Physicians may make a well-meaning statement such as, “You’ll go to rehab. When you can walk again, you’ll come back to us, and we’ll start another round of chemotherapy.” But in reality, the clinician is quite sure the patient is dying. “Medicine is entirely based on trust of patients and society. That trust requires truthful reporting,” Rhodes stresses.
Certain physicians might think misleading a patient about prognosis actually serves the interest of the patient. “But that does not justify the deception,” Rhodes argues.
Whatever the problem, ethicists can guide these conversations and decisions by explaining the provider’s responsibility to offer accurate information. Help clinicians identify the right words and how to use them. Even after this education, some medical professionals are just not prepared for this conversation.
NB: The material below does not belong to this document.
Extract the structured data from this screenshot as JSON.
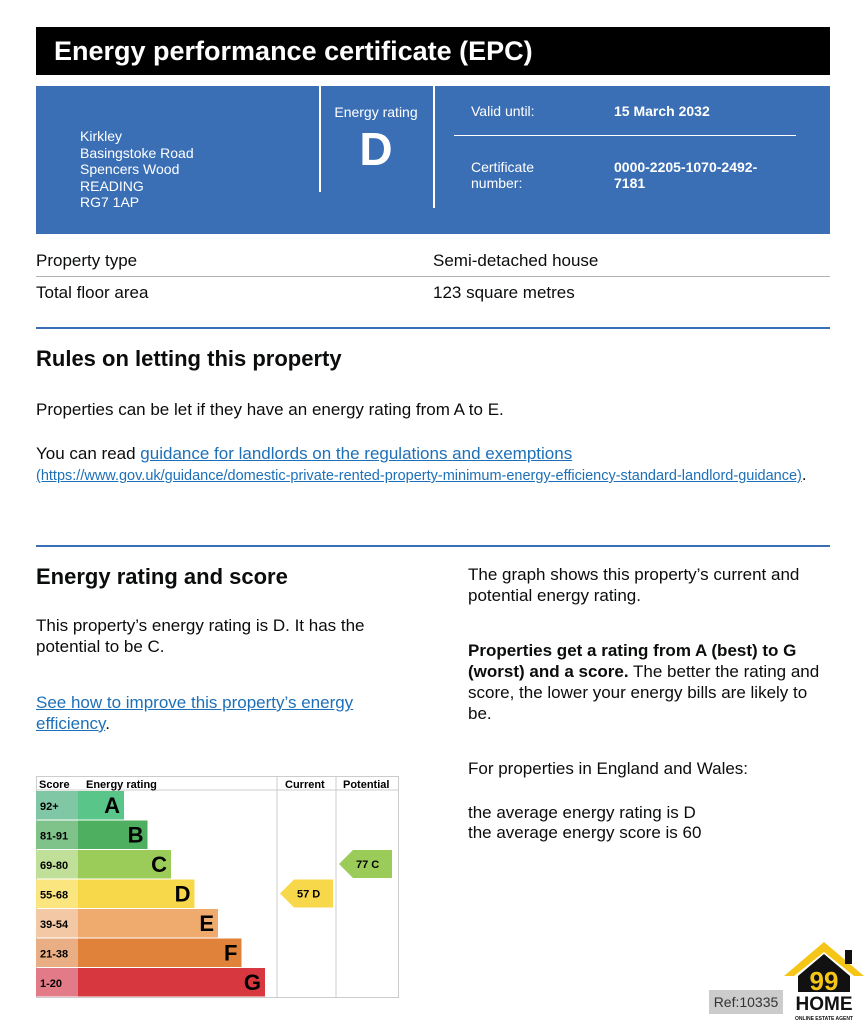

Ethicists can help identify somebody else on the team who can share the conversational burden. For instance, someone from the palliative care team can describe the prognosis while the physician is present and nods in agreement. “Even if the doctor isn’t the one who says the words, and is just witnessing, it says ‘We’re all on the same team,’” Rhodes adds.
REFERENCES
- Long AC, Brumback LC, Curtis JR, et al. Agreement with consensus statements on end-of-life care: A description of variability at the level of the provider, hospital, and country. Crit Care Med 2019;47:1396-1401.
- Australian Commission on Safety and Quality in Health Care. National consensus statement: Essential elements for safe and high-quality end-of-life care. 2015. https://bit.ly/2UnG4tL
Clinicians must be careful about imposing medical staff priorities over patients’ priorities. Making presumptions is dangerous. Ethicists can help by explaining the provider’s responsibility to offer accurate information.